The following example writes a table plus indexes to Parquet and then reads a table plus indexes from the Parquet files.

import static io.deephaven.engine.table.impl.indexer.DataIndexer.*
import io.deephaven.engine.liveness.*
import io.deephaven.parquet.table.ParquetTools
import io.deephaven.parquet.table.ParquetInstructions
import io.deephaven.util.SafeCloseable

source = emptyTable(100_000).update(
    "Timestamp = '2024-04-25T12:00:00Z' + (ii * 1_000_000)",
    "Key1 = ii % 11",
    "Key2 = ii % 47",
    "Key3 = ii % 499",
    "value = ii"
)


// Write to disk and specify two sets of index key columns
writeInstructions = ParquetInstructions.builder().addIndexColumns("Key1").addIndexColumns("Key1", "Key2").build()
ParquetTools.writeTable(source, "/data/indexed.parquet", writeInstructions)

// Load the table and the indexes from disk
diskTable = ParquetTools.readTable("/data/indexed.parquet")

// Show that the table loaded from disk has indexes
println hasDataIndex(diskTable, "Key1")
println hasDataIndex(diskTable, "Key1", "Key2")

scope = new LivenessScope()

// Open a new liveness scope so the indexes are released after writing
try (SafeCloseable ignored = LivenessScopeStack.open(scope, false)) {
    indexKey1 = getOrCreateDataIndex(source, "Key1")
    indexKey1Key2 = getOrCreateDataIndex(source, "Key1", "Key2")

    // Write to disk - indexes are automatically persisted
    ParquetTools.writeTable(source, "/data/indexed.parquet")
}

// Load the table and the indexes from disk
diskTableNew = ParquetTools.readTable("/data/indexed.parquet")
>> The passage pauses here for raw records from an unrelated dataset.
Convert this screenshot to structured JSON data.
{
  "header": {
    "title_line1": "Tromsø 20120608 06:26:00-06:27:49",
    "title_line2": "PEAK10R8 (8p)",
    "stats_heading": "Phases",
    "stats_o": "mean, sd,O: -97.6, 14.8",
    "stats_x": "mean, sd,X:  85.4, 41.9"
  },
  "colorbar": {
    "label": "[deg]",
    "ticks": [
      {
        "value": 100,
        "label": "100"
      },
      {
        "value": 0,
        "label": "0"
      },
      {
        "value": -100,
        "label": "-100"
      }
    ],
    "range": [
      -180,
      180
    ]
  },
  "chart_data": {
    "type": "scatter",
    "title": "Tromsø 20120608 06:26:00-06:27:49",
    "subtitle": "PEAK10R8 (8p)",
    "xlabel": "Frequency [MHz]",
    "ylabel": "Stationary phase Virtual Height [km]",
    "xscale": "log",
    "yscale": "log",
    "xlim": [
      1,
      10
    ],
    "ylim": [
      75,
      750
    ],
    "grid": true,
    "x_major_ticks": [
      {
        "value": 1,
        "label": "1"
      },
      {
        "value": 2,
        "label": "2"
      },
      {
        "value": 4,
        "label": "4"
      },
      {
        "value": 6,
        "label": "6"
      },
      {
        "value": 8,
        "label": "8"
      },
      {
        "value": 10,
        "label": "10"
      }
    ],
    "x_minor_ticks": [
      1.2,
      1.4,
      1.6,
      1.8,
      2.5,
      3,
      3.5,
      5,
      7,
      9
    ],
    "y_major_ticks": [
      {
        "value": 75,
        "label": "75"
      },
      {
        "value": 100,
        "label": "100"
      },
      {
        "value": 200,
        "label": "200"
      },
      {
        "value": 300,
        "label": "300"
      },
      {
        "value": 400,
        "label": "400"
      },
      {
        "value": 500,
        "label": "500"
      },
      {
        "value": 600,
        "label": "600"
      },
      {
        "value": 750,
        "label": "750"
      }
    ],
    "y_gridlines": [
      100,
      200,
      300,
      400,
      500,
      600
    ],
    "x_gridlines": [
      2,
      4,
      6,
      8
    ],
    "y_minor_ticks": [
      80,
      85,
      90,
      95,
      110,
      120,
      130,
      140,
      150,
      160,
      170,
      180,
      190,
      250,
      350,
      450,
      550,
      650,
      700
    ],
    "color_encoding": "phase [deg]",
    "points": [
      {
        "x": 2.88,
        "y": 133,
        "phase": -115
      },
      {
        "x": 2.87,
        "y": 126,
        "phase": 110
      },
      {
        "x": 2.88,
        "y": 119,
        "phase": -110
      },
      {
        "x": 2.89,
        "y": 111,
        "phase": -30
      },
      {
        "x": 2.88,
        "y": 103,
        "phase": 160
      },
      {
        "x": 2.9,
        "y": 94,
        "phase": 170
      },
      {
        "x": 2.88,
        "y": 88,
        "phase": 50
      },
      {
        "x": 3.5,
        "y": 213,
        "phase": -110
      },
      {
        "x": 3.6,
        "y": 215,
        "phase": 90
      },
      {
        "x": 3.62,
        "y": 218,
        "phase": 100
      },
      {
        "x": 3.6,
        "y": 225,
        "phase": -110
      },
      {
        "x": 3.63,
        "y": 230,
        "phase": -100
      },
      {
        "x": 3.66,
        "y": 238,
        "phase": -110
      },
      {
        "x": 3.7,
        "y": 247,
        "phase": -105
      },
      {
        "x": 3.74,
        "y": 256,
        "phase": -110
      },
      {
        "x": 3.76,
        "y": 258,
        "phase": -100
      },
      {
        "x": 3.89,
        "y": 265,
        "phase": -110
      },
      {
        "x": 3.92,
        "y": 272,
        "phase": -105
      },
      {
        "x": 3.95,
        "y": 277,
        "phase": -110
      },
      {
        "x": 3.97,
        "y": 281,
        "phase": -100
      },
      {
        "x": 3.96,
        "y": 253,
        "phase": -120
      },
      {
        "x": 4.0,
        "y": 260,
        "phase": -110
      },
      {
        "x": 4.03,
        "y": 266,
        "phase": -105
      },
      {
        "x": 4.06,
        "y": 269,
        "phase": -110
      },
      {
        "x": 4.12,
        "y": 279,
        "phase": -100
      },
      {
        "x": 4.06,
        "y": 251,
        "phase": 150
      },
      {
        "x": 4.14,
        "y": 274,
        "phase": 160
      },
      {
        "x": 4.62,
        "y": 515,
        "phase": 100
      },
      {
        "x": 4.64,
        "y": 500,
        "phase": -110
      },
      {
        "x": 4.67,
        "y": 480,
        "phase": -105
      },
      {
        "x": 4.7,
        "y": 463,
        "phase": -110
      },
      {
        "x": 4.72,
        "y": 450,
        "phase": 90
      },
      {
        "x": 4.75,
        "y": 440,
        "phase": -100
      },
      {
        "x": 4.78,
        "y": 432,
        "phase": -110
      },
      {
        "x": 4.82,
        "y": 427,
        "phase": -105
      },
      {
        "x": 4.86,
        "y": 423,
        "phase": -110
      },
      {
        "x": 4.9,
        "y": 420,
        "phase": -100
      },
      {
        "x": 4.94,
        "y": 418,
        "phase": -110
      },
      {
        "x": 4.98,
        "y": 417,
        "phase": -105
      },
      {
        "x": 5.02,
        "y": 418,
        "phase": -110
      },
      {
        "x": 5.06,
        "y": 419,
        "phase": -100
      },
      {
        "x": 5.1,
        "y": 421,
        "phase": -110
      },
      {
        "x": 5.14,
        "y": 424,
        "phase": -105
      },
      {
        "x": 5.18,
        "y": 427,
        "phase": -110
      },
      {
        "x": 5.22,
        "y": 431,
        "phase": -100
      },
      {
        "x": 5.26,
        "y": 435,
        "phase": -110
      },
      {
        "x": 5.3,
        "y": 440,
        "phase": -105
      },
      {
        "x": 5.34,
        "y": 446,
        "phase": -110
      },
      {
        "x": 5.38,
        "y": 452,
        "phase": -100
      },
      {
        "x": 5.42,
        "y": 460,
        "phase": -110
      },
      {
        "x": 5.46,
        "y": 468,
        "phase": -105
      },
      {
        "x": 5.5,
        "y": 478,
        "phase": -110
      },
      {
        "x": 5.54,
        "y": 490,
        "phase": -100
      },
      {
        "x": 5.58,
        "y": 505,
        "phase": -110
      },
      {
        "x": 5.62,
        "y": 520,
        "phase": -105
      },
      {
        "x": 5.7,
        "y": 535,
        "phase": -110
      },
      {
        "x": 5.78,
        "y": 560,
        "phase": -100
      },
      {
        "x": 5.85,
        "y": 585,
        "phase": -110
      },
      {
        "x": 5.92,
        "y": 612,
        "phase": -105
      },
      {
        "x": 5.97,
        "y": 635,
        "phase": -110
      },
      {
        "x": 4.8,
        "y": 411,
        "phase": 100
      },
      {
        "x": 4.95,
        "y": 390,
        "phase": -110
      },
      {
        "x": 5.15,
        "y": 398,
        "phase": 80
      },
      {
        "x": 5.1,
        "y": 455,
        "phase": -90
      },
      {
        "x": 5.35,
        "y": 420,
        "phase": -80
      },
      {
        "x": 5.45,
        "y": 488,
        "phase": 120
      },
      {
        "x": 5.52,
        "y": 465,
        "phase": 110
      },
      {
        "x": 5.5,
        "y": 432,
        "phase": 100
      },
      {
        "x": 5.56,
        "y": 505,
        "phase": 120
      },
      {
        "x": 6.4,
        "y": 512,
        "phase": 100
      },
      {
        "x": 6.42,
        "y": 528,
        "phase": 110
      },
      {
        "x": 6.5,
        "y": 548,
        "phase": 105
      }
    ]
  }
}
// Show that the table loaded from disk has indexes
println hasDataIndex(diskTable, "Key1")
println hasDataIndex(diskTable, "Key1", "Key2")

Performance

Data indexes improve performance when used in the right context. If used in the wrong context, data indexes can make performance worse. The following list provides guidelines to consider when determining if data indexes will improve performance:

  • A data index is more likely to help performance if the data within an index group is located near (in memory) other data in the group. This avoids index fragmentation and poor data access patterns.
  • Reusing a data index multiple times is necessary to overcome the cost of initially computing the index.
  • Generally speaking, the higher the key cardinality, the better the performance improvement.